In a block-based processing system that uses DMA to transfer data to and from the processor core, a "double buffer" must exist to arbitrate between the DMA transfers and the core. This is done so that the processor core and the core-independent DMA engine do not access the same data at the same time and cause a data coherency problem.
For example, to facilitate the processing of a buffer of length N, simply create a buffer of length 2-N. For a bi-directional system, two buffers of length 2-N must be created. As shown in Figure 1a, the core processes the in1 buffer and stores the result in the out1 buffer, while the DMA engine is filling in0 and transmitting the data from out0. It can be seen in Figure 1b that once the DMA engine is done with the left half of the double buffers, it starts transferring data into in1 and out of out1, while the core processes data from in0 and into out0. This configuration is sometimes called "ping-pong buffering," because the core alternates between processing the left and right halves of the double buffers.
Note that in real-time systems, the serial port DMA (or another peripheral's DMA tied to the audio sampling rate) dictates the timing budget. For this reason, the block processing algorithm must be optimized in such a way that its execution time is less than or equal to the time it takes the DMA to transfer data to/from one half of a double-buffer.
(Click to enlarge)
Figure 1. Double-buffering scheme for stream processing.
Two-dimensional (2D) DMA
When data is transferred across a digital link like I2S, it may contain several channels. These may all be multiplexed onto one data line going into the same serial port.

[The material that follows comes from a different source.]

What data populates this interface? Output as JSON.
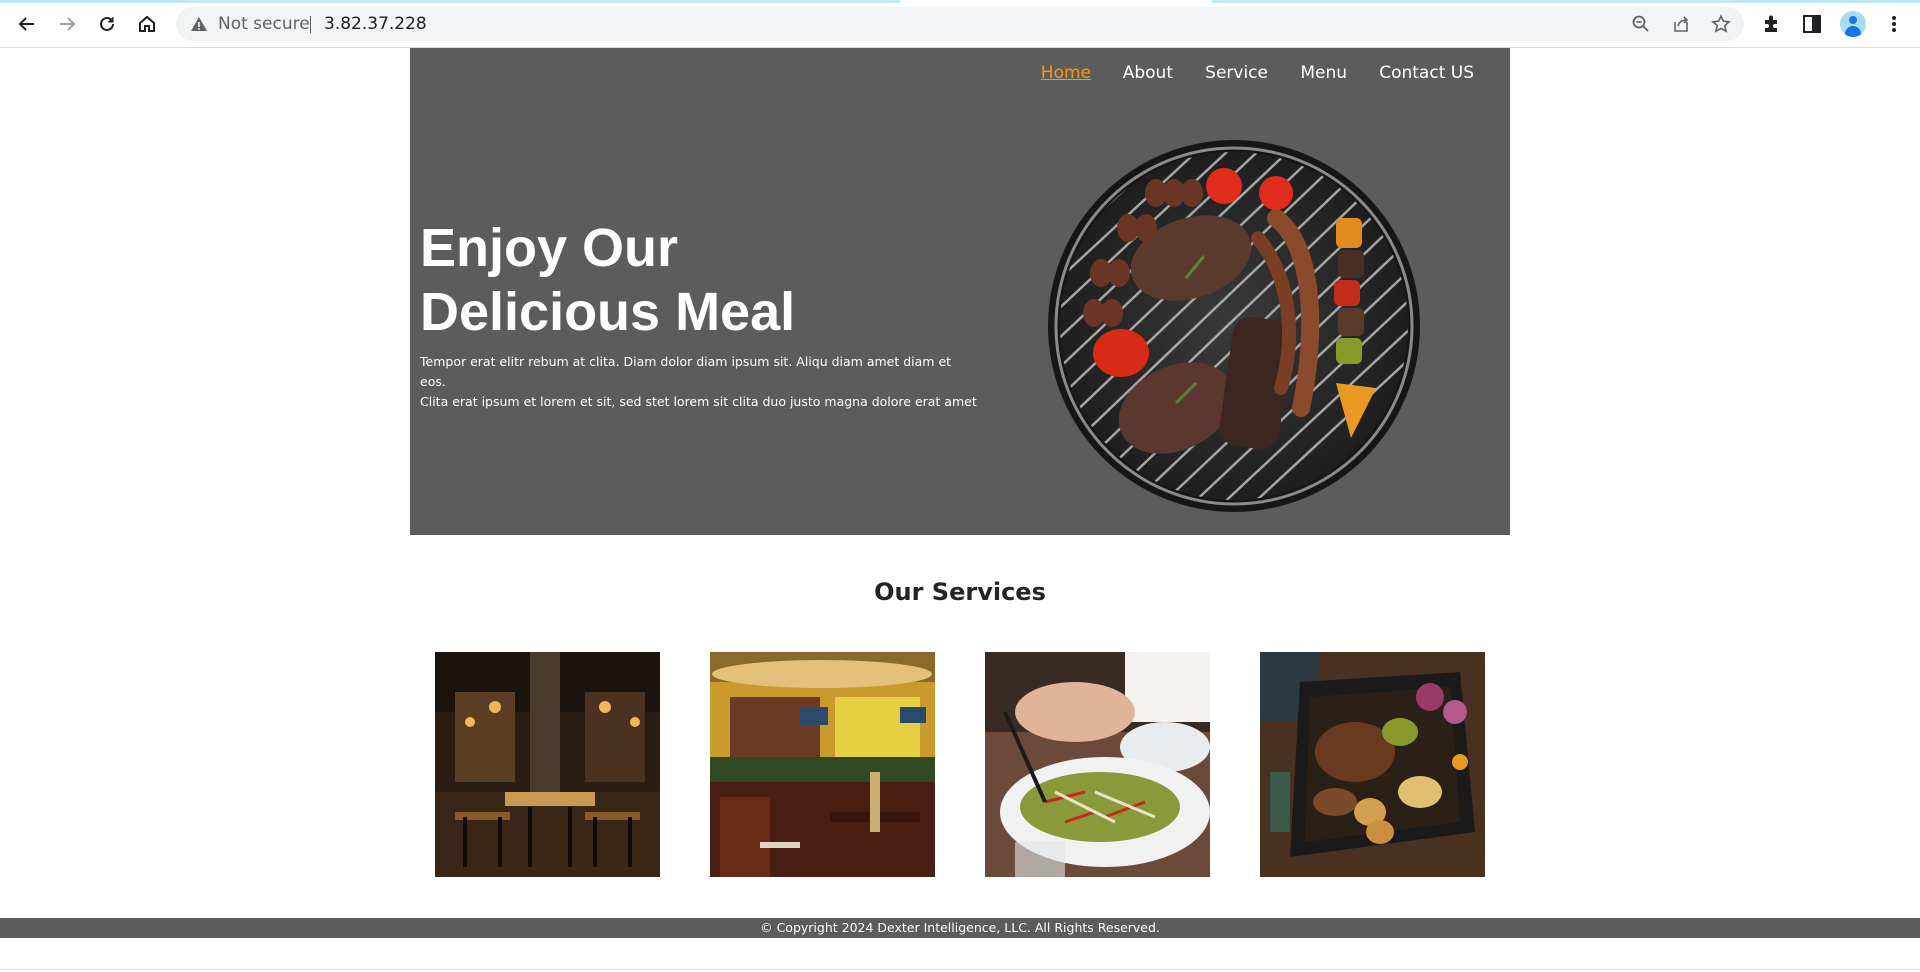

In such a case, 2D DMA can be used to de-interleave the data so that each channel is linearly arranged in memory. Take a look at Figure 2 for a graphical depiction of this arrangement, where samples from the left and right channels are de-multiplexed into two separate blocks. This automatic data arrangement is extremely valuable for those systems that employ block processing.
(Click to enlarge)
Figure 2. A 2D DMA engine used to de-interleave (a) I²S stereo data into (b) separate left and right buffers.